— Ничего не помню! — таким был категоричный ответ Петушка на мой монолог.
Сказал, как отрезал. Сразу видно: норов, как у сестры.
Ничего другого не оставалось — лишь следовать линии, избранной Ниной. Жевать-пережевывать все ту же обрыдлую тягомотину, на которой зациклилась Нина, — про куртку и шапку, твердить, стыдясь самого себя за слова, в которые нисколько не веришь, что все свидетели почему-то пристрастны и озабочены лишь одним: как бы им засадить Петушка, выгораживая таким путем Федюкова.
Позвонил другу-художнику, поворчал, что втянул он меня в безнадежное дело. Так и сказал: безнадежное. Ни малейших шансов на успех у моей жалобы нет. «Ты всегда канючишь, что безнадежное, — укорил он меня, — а потом хоть что-нибудь все равно получается». И напоследок утешил тем, что известно давным-давно и без таких утешителей: лечить полагается даже совсем безнадежных больных. Но ждал-то он, думаю, вовсе не этого: не стал бы иначе ко мне обращаться.
Все вышло так, как я и предвидел. В областном суде жалобу с треском отвергли. В том смысле «с треском», что всадили в определение такие слова, коими вся моя аргументация (моя ли?!) объявлялась надуманной, абсурдной, произвольной, бездоказательной и какой-то еще — гораздо похуже.
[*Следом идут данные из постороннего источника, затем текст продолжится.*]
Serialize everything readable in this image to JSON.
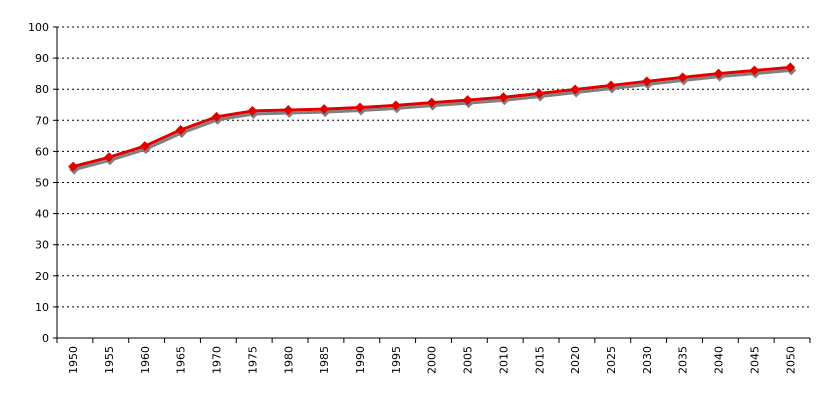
{
  "chart_data": {
    "type": "line",
    "title": "",
    "xlabel": "",
    "ylabel": "",
    "categories": [
      "1950",
      "1955",
      "1960",
      "1965",
      "1970",
      "1975",
      "1980",
      "1985",
      "1990",
      "1995",
      "2000",
      "2005",
      "2010",
      "2015",
      "2020",
      "2025",
      "2030",
      "2035",
      "2040",
      "2045",
      "2050"
    ],
    "series": [
      {
        "values": [
          55.1,
          58.1,
          61.7,
          66.9,
          71.1,
          73.0,
          73.3,
          73.6,
          74.1,
          74.8,
          75.7,
          76.5,
          77.4,
          78.6,
          79.9,
          81.2,
          82.5,
          83.8,
          85.0,
          86.0,
          87.0
        ],
        "color": "#e00000",
        "shadow_color": "#808080",
        "marker": "diamond"
      }
    ],
    "ylim": [
      0,
      100
    ],
    "yticks": [
      0,
      10,
      20,
      30,
      40,
      50,
      60,
      70,
      80,
      90,
      100
    ],
    "grid": "horizontal dotted",
    "legend": "none"
  }
}
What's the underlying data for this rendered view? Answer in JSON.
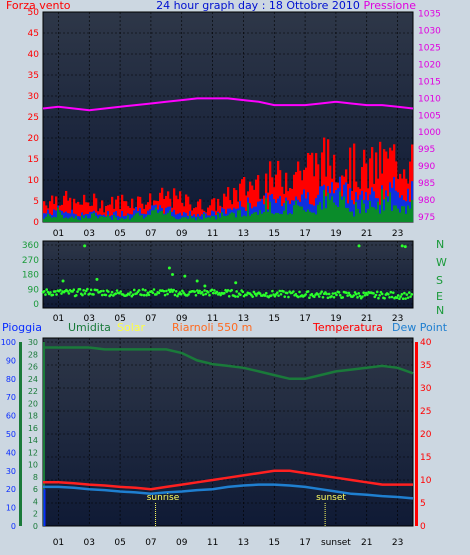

Пожалуй, в этом не было слишком большой натяжки. Выступая в поддержку жалобы, я и сам чувствовал, что несу околесицу. Куда было бы лучше, а глядишь, и успешнее, если бы бил просто на жалость. Эта банальность, для которой не нужно большого ума, иногда вышибала слезу даже у наших непробиваемых судей: жесткий спор с обвинением их всегда раздражал, зато хныканье принималось как норма. Разбираться в сложности доказательств, в оценке улик, в юридической квалификации всегда слишком обременительно, а вот послушать златоуста, взывающего к чувствам добрым и к милосердию — это пожалуйста, ничьи извилины не колышет. Мне всегда была противна такая тактика, если в деле было хоть что-то, позволявшее оспорить участие в преступлении или вину моего подопечного. Если же не было ничего, что тогда делать?..
Почему бы не вымолить снисхождение? Ведь Пете в день убийства не хватало семи дней до восемнадцати. Правда, только семи… Да хоть бы и одного! Суд на то и суд, чтобы уважать так называемую формальность: нет восемнадцати, значит — юридически — несовершеннолетний. Впрочем, и на этот мой, не высказанный к тому же, довод был бы, наверно, у судей готовый ответ: возраст уже учтен в приговоре, случись то же самое восемью днями позже, впаяли бы не десять, а все пятнадцать.
Нина зла на меня не имела. Призналась, что в успех не очень-то верила, но утопающий — не правда ли? — хватается за соломинку. И что, быть может, не все потеряно окончательно: ведь надежда умирает последней. Так и сказала, показывая начитанность, которая в моих глазах (просекла и это!) значила многое.